|
Zur Haartransplantation, bei der eigenen Haare aus dichter bewachsenen Regionen in die kahlen Stellen transplantiert werden, gibt es verschiedene Methoden und Techniken.
Haartransplantation nach der Streifen-Methode (MMG oder FUI)
Streifen-Methode mit Präparation Mini- oder Micrografts (MMG)

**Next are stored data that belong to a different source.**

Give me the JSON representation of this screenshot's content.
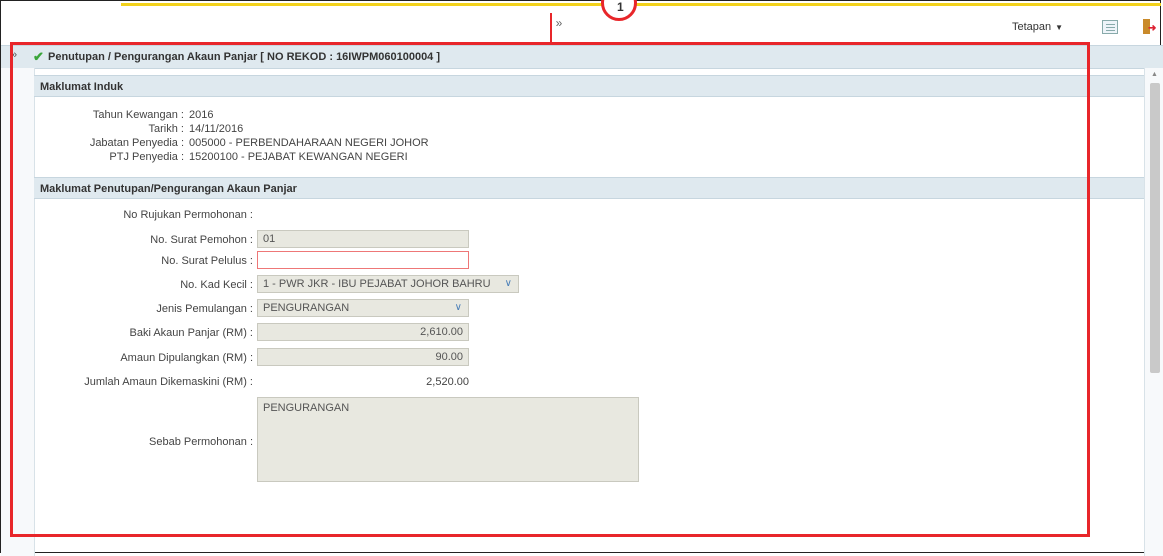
{
  "header": {
    "settings_label": "Tetapan",
    "collapse_icon": "double-chevron-up-icon",
    "annotation_number": "1"
  },
  "title": {
    "text": "Penutupan / Pengurangan Akaun Panjar [ NO REKOD : 16IWPM060100004 ]"
  },
  "section_induk": {
    "heading": "Maklumat Induk",
    "rows": [
      {
        "label": "Tahun Kewangan :",
        "value": "2016"
      },
      {
        "label": "Tarikh :",
        "value": "14/11/2016"
      },
      {
        "label": "Jabatan Penyedia :",
        "value": "005000 - PERBENDAHARAAN NEGERI JOHOR"
      },
      {
        "label": "PTJ Penyedia :",
        "value": "15200100 - PEJABAT KEWANGAN NEGERI"
      }
    ]
  },
  "section_penutupan": {
    "heading": "Maklumat Penutupan/Pengurangan Akaun Panjar",
    "no_rujukan_label": "No Rujukan Permohonan :",
    "no_surat_pemohon_label": "No. Surat Pemohon :",
    "no_surat_pemohon_value": "01",
    "no_surat_pelulus_label": "No. Surat Pelulus :",
    "no_surat_pelulus_value": "",
    "no_kad_kecil_label": "No. Kad Kecil :",
    "no_kad_kecil_value": "1 - PWR JKR - IBU PEJABAT JOHOR BAHRU",
    "jenis_pemulangan_label": "Jenis Pemulangan :",
    "jenis_pemulangan_value": "PENGURANGAN",
    "baki_label": "Baki Akaun Panjar (RM) :",
    "baki_value": "2,610.00",
    "amaun_label": "Amaun Dipulangkan (RM) :",
    "amaun_value": "90.00",
    "jumlah_label": "Jumlah Amaun Dikemaskini (RM) :",
    "jumlah_value": "2,520.00",
    "sebab_label": "Sebab Permohonan :",
    "sebab_value": "PENGURANGAN"
  },
  "colors": {
    "accent_yellow": "#f2d21c",
    "annotation_red": "#e8262a",
    "section_bg": "#dfe9ef"
  }
}
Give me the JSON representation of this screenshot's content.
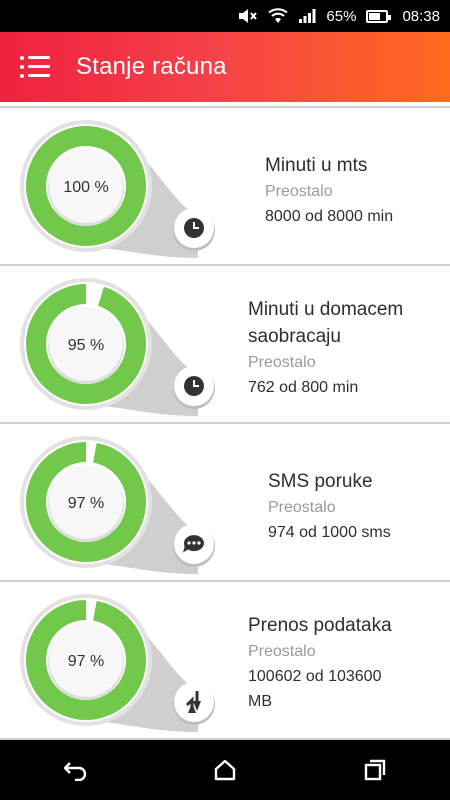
{
  "status_bar": {
    "battery_percent": "65%",
    "battery_level": 0.65,
    "time": "08:38",
    "icons": [
      "mute-icon",
      "wifi-icon",
      "signal-icon",
      "battery-icon"
    ]
  },
  "app_bar": {
    "title": "Stanje računa",
    "menu_icon": "menu-icon",
    "colors": {
      "gradient_start": "#f0213d",
      "gradient_end": "#ff6a1e"
    }
  },
  "colors": {
    "gauge_green": "#72c84b",
    "gauge_track": "#d9d9d9"
  },
  "items": [
    {
      "name_lines": [
        "Minuti u mts"
      ],
      "remaining_label": "Preostalo",
      "value_lines": [
        "8000 od 8000 min"
      ],
      "percent_label": "100 %",
      "fraction": 1.0,
      "icon": "clock-icon"
    },
    {
      "name_lines": [
        "Minuti u domacem",
        "saobracaju"
      ],
      "remaining_label": "Preostalo",
      "value_lines": [
        "762 od 800 min"
      ],
      "percent_label": "95 %",
      "fraction": 0.95,
      "icon": "clock-icon"
    },
    {
      "name_lines": [
        "SMS poruke"
      ],
      "remaining_label": "Preostalo",
      "value_lines": [
        "974 od 1000 sms"
      ],
      "percent_label": "97 %",
      "fraction": 0.97,
      "icon": "chat-bubble-icon"
    },
    {
      "name_lines": [
        "Prenos podataka"
      ],
      "remaining_label": "Preostalo",
      "value_lines": [
        "100602 od 103600",
        "MB"
      ],
      "percent_label": "97 %",
      "fraction": 0.97,
      "icon": "data-transfer-icon"
    }
  ],
  "nav_bar": {
    "icons": [
      "back-icon",
      "home-icon",
      "recents-icon"
    ]
  }
}
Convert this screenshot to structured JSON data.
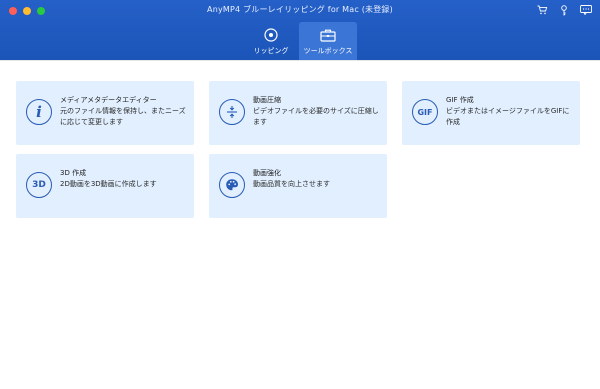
{
  "window": {
    "title": "AnyMP4 ブルーレイリッピング for Mac (未登録)"
  },
  "toolbar_icons": [
    "cart-icon",
    "key-icon",
    "message-icon"
  ],
  "tabs": [
    {
      "label": "リッピング",
      "icon": "disc-icon",
      "active": false
    },
    {
      "label": "ツールボックス",
      "icon": "toolbox-icon",
      "active": true
    }
  ],
  "cards": [
    {
      "title": "メディアメタデータエディター",
      "description": "元のファイル情報を保持し、またニーズに応じて変更します",
      "icon_label": "i"
    },
    {
      "title": "動画圧縮",
      "description": "ビデオファイルを必要のサイズに圧縮します",
      "icon_label": ""
    },
    {
      "title": "GIF 作成",
      "description": "ビデオまたはイメージファイルをGIFに作成",
      "icon_label": "GIF"
    },
    {
      "title": "3D 作成",
      "description": "2D動画を3D動画に作成します",
      "icon_label": "3D"
    },
    {
      "title": "動画強化",
      "description": "動画品質を向上させます",
      "icon_label": ""
    }
  ],
  "colors": {
    "header": "#1c55b8",
    "active_tab": "#3b75d6",
    "card_bg": "#e1efff",
    "icon": "#2a5cb5"
  }
}
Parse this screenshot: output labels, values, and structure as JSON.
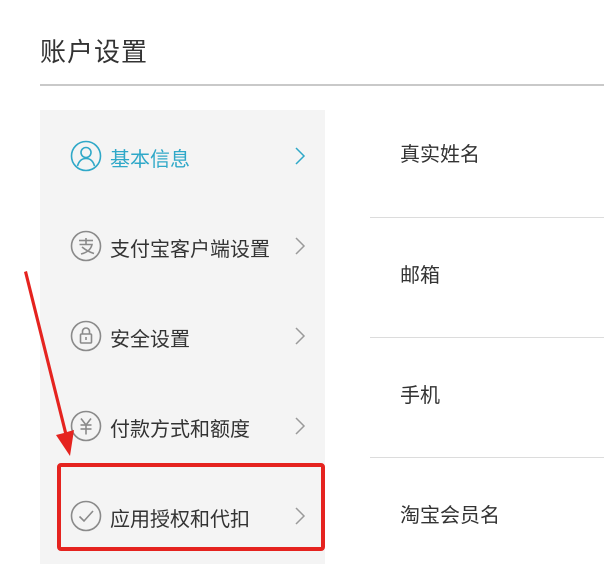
{
  "page": {
    "title": "账户设置"
  },
  "sidebar": {
    "items": [
      {
        "label": "基本信息",
        "icon": "user-icon",
        "active": true
      },
      {
        "label": "支付宝客户端设置",
        "icon": "alipay-icon",
        "active": false
      },
      {
        "label": "安全设置",
        "icon": "lock-icon",
        "active": false
      },
      {
        "label": "付款方式和额度",
        "icon": "yuan-icon",
        "active": false
      },
      {
        "label": "应用授权和代扣",
        "icon": "check-circle-icon",
        "active": false
      }
    ]
  },
  "fields": {
    "items": [
      {
        "label": "真实姓名"
      },
      {
        "label": "邮箱"
      },
      {
        "label": "手机"
      },
      {
        "label": "淘宝会员名"
      }
    ]
  },
  "colors": {
    "accent": "#2fa8c8",
    "highlight": "#e5231f",
    "sidebar_bg": "#f4f4f4",
    "text": "#333333",
    "icon_gray": "#8a8a8a"
  }
}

Bei der Streifenmethode (auch Stripes-Methode genannt) wird aus dem noch vorhandenen Haarkranz ein kompletter Streifen mit Haaren und Haarwurzeln entnommen. Dieser Streifen wird dann in viele kleinen Segmente mit einzelnen oder mehreren Haarwurzeln unterteilt, die auch Mini- oder Micrografts genannt werden. Anschließend können die Grafts in die vorher für die Haartransplantation vorbereiteten kahlen Stellen transplantiert werden. Wachsen diese Grafts dann an, produzieren die Haarwurzeln an diese Stelle neue Haare. Eine Haartransplantation nach der Streifenmethode ist die in Deutschland am häufigsten durchgeführte Operation zur Haarverpflanzung. Die Operation kann in Lokalanästhesie durchgeführt werden und dauert ca 2-8 Stunden. Dabei können von einem erfahrenen Team in 3 Stunden ca 1000 Grafts verpflanzt werden.
Streifen-Methode mit Präparation Follikularer Einheiten (FUI)
Bei dieser Form der Haartransplantation handelt es sich um eine Weiterentwicklung der oben beschriebenen Streifen-Methode, denn hierbei wird ebenfalls ein mit Haaren bewachsener Haarstreifen entnommen. Der Unterschied liegt in der Art der Unterteilung, die sich bei der FUI-Methode an der natürliche Gruppierung der Haare orientiert. Solche Gruppierungs- oder Bündelungseinheiten - den follikularen Einheiten - bestehen üblicherweise aus 1-4 einzelnen Haaren und Haarwurzeln.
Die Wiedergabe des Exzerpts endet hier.